Ce que le droit belge autorise vraiment quand un client ne vient pas
Un client ne se présente pas, le créneau est perdu, et la question tombe tout de suite : est-ce que je peux le lui faire payer ? En Belgique la réponse est oui, mais pas n'importe comment, et beaucoup de politiques d'annulation qu'on croise ne tiendraient pas dix minutes en cas de contestation. Voici ce que la loi permet, comment le formuler, et comment l'annoncer sans vexer ceux qui viennent toujours.

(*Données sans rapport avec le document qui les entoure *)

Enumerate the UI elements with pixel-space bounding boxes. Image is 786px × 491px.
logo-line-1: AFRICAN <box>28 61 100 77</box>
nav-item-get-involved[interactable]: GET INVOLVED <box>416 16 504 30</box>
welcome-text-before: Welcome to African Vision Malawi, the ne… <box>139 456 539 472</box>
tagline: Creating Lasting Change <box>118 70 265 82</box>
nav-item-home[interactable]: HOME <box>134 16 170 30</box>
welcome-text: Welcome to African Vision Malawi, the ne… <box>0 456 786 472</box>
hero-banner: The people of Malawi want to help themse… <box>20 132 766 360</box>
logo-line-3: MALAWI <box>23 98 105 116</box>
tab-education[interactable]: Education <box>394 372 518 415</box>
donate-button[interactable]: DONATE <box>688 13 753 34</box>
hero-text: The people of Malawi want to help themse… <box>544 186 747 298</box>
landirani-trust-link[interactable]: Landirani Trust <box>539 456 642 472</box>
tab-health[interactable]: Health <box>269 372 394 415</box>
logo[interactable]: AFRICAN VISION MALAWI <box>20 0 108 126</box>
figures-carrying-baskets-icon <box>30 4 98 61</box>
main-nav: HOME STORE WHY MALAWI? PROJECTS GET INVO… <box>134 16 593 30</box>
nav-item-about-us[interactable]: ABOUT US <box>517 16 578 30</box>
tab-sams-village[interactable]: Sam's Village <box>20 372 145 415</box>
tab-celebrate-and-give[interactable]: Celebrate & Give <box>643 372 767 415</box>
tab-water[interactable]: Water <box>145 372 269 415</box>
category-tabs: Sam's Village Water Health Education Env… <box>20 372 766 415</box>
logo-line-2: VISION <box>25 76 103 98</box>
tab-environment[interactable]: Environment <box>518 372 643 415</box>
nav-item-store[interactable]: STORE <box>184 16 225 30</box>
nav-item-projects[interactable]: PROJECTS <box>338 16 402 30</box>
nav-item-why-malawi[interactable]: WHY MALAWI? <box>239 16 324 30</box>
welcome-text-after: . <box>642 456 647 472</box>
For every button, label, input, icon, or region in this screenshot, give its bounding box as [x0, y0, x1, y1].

- Ce que la loi belge autorise, et ce qu'elle refuse
- Un modèle de politique d'annulation en quatre phrases
- Le bon montant d'acompte selon votre métier
Compte de démonstration déjà rempli avec les prestations de votre métier. Aucune carte bancaire.

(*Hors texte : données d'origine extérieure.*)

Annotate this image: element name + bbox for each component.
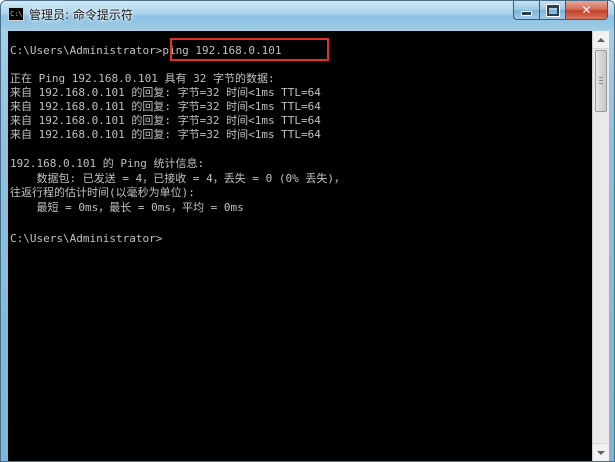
- console-line-reply: 来自 192.168.0.101 的回复: 字节=32 时间<1ms TTL=6…: [10, 86, 321, 99]
- console-line-packets: 数据包: 已发送 = 4，已接收 = 4，丢失 = 0 (0% 丢失)，: [10, 172, 345, 185]
- vertical-scrollbar[interactable]: [592, 31, 609, 461]
- close-icon: ✕: [581, 3, 592, 17]
- scroll-down-button[interactable]: [593, 443, 609, 461]
- title-bar[interactable]: C:\ 管理员: 命令提示符 ✕: [1, 1, 614, 29]
- scrollbar-thumb[interactable]: [595, 50, 607, 112]
- arrow-down-icon: [597, 450, 605, 455]
- grip-line: [599, 77, 603, 78]
- console-line-stats-header: 192.168.0.101 的 Ping 统计信息:: [10, 157, 205, 170]
- grip-line: [599, 83, 603, 84]
- maximize-button[interactable]: [539, 1, 565, 20]
- command-prompt-window: C:\ 管理员: 命令提示符 ✕ C:\Users\Administrator>…: [0, 0, 615, 462]
- console-line-rtt-values: 最短 = 0ms，最长 = 0ms，平均 = 0ms: [10, 201, 244, 214]
- maximize-icon: [545, 3, 560, 17]
- arrow-up-icon: [597, 37, 605, 42]
- console-line-prompt: C:\Users\Administrator>: [10, 232, 163, 245]
- console-line-reply: 来自 192.168.0.101 的回复: 字节=32 时间<1ms TTL=6…: [10, 114, 321, 127]
- command-highlight-box: [170, 38, 329, 61]
- window-title: 管理员: 命令提示符: [29, 8, 133, 22]
- window-controls: ✕: [513, 1, 608, 20]
- minimize-button[interactable]: [513, 1, 539, 20]
- grip-line: [599, 80, 603, 81]
- close-button[interactable]: ✕: [565, 1, 608, 20]
- console-output[interactable]: C:\Users\Administrator>ping 192.168.0.10…: [8, 31, 592, 461]
- console-line-ping-header: 正在 Ping 192.168.0.101 具有 32 字节的数据:: [10, 72, 275, 85]
- console-line-reply: 来自 192.168.0.101 的回复: 字节=32 时间<1ms TTL=6…: [10, 100, 321, 113]
- console-line-reply: 来自 192.168.0.101 的回复: 字节=32 时间<1ms TTL=6…: [10, 128, 321, 141]
- console-line-rtt-header: 往返行程的估计时间(以毫秒为单位):: [10, 186, 195, 199]
- scroll-up-button[interactable]: [593, 31, 609, 49]
- minimize-icon: [521, 10, 532, 16]
- cmd-window-icon[interactable]: C:\: [8, 7, 24, 21]
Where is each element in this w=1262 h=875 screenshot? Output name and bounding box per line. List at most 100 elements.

Ce que la loi belge vous permet, et où se trouve la limite
En Belgique, une réservation est un contrat. Si le client ne se présente pas, vous pouvez réclamer une indemnité, mais pas le prix entier d'une prestation qui n'a pas eu lieu. Trois conditions font tenir la clause. L'indemnité reste proportionnée au dommage réel, c'est-à-dire au créneau perdu. Elle a été portée à la connaissance du client avant qu'il réserve, pas découverte au moment de l'addition. Et elle joue dans les deux sens : si vous annulez la veille, le client mérite le même égard. Une somme manifestement excessive peut être ramenée à la baisse par un juge. Ceci reste une explication de confrère, pas un avis d'avocat.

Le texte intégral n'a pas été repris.